Album Review: Ex Hex – It’s Real


Its Real



In the circular conversation around what rock ‘n’ roll is these days and what its point is, Ex Hex’s debut Rips was a simple yet standout case for the defence, whatever that was.

On it, the all-girl trio of Mary Timony (guitar, vocals), Betsy Wright (bass, vocals) and Laura Harris (drums) picked up a baton now disappearing into a mist of over complication and just did what felt right; it proved to be a rare bullseye for pleasing yourself as the new century carried on making the truth seem fake.

Five years on and all the same arguments are the same even if much of the world around them has changed, however where Rips arguably fitted more into the image of three women making guitar music – angular, understated, hip – on It’s Real they choose to go back to basics.

That’s a phrase admittedly that means a thousand things to a million people, but here the gambit is to amp up the spirit of the movement’s original female torch bearers – The Runaways, Joan Jett, Debbie Harry – and channel their emancipated rawness.
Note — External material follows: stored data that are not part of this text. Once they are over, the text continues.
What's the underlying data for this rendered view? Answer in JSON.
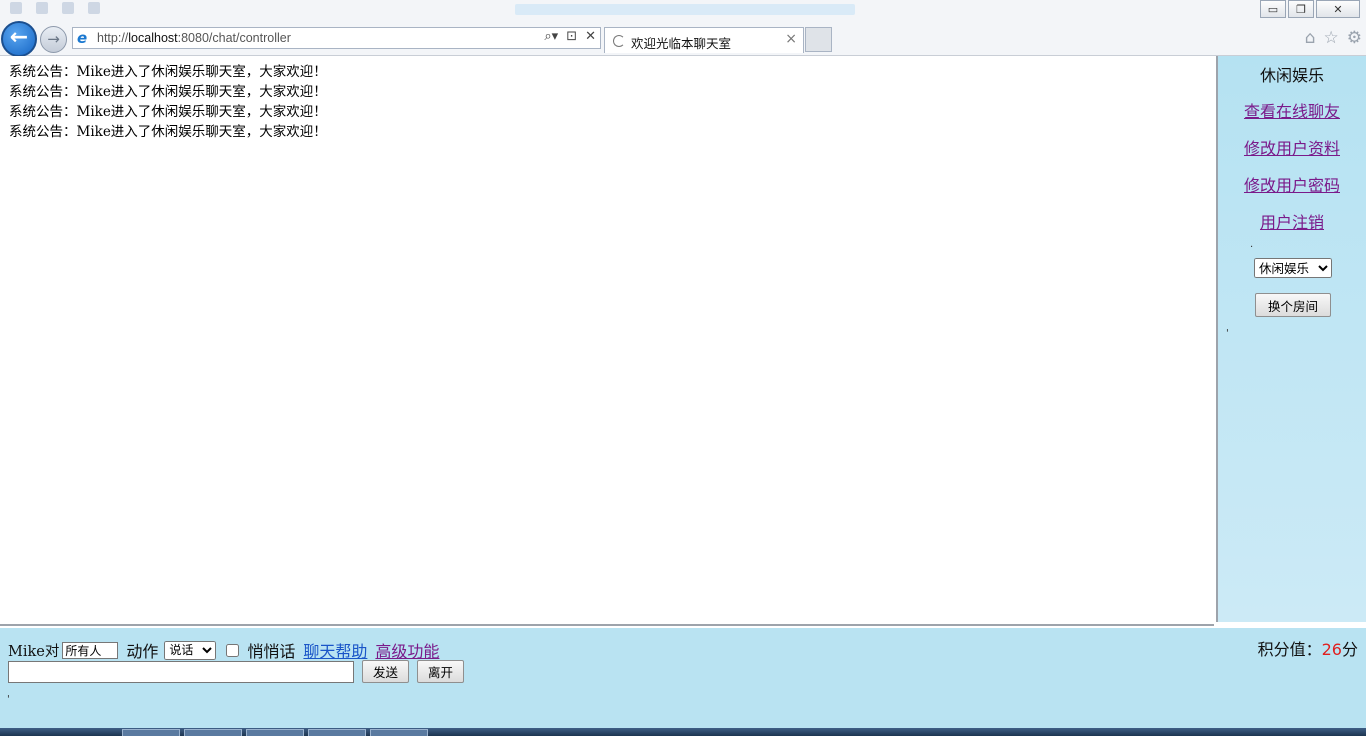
{
  "browser": {
    "address": "http://localhost:8080/chat/controller",
    "address_host": "localhost",
    "tab_title": "欢迎光临本聊天室",
    "window_buttons": [
      "▭",
      "❐",
      "✕"
    ]
  },
  "messages": [
    "系统公告：Mike进入了休闲娱乐聊天室，大家欢迎！",
    "系统公告：Mike进入了休闲娱乐聊天室，大家欢迎！",
    "系统公告：Mike进入了休闲娱乐聊天室，大家欢迎！",
    "系统公告：Mike进入了休闲娱乐聊天室，大家欢迎！"
  ],
  "sidebar": {
    "room_name": "休闲娱乐",
    "links": [
      "查看在线聊友",
      "修改用户资料",
      "修改用户密码",
      "用户注销"
    ],
    "room_select_value": "休闲娱乐",
    "change_room_label": "换个房间"
  },
  "bottom": {
    "user_prefix": "Mike对",
    "target_value": "所有人",
    "action_label": "动作",
    "action_select_value": "说话",
    "whisper_label": "悄悄话",
    "help_link": "聊天帮助",
    "advanced_link": "高级功能",
    "score_label": "积分值：",
    "score_value": "26",
    "score_unit": "分",
    "send_label": "发送",
    "leave_label": "离开"
  }
}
Appropriately then, the words to Opener Tough Enough read like they were scratched into a seedy bar’s toilet door: ‘Are you good enough/When it’s time to roll/Gotta let it go’, it chants whilst double denim riffs are laid down with some evident glee.

If these are the new rules of the game it’s a little easier to understand Timony’s claim that she drew at least some inspiration during the process from 80’s cock-rock producer Mutt Lange; the bombastic, epically sinewed Another Dimension throws together cosmic love over flicked power chords and a multi-tracked chorus, fist punches that turn up the collars on Def Leppard’s recherche cool.

It’s a devotion which straddles the blurry line between irony and guilty pleasure, but wisely the more disposable skeletons are kept under lock and key. With flies staying firmly zipped, songs like Radiate and Diamond Drive are truer to the band’s intended design; hard rock with lipstick smeared all over its face, theirs is a swaggering, cigarette butts-n’-soda mantra which partially reclaims a dull acre of a long-side-lined faith.

Admirably unpretentious as this may be, there’s still a tendency for the twenty-first century mind to wander without being overwhelmed with stimulus, and once the basic idea is snottily delivered its frailties are free to manifest themselves; on Good Times and beyond the unavoidable theme is one of minor variations.

In a sense Timony and co. are damned if they do and likewise if they don’t: by aspiring to make something for everyone, they risk that the required chemistry to make that jump isn’t always present. There is a moment where the runes are cast just right however, Medley full of honeyed melodies and a masterful key change, the band accordingly splitting the atom and rising above the confines they’ve chosen.

There’s no doubt that there’s something inherently good in attempting to bring some poise back to a jaded format. As a straight ahead record It’s Real has both sincere intentions and obvious strengths, but Ex-Hex will need to be careful that their new road doesn’t become a dead end.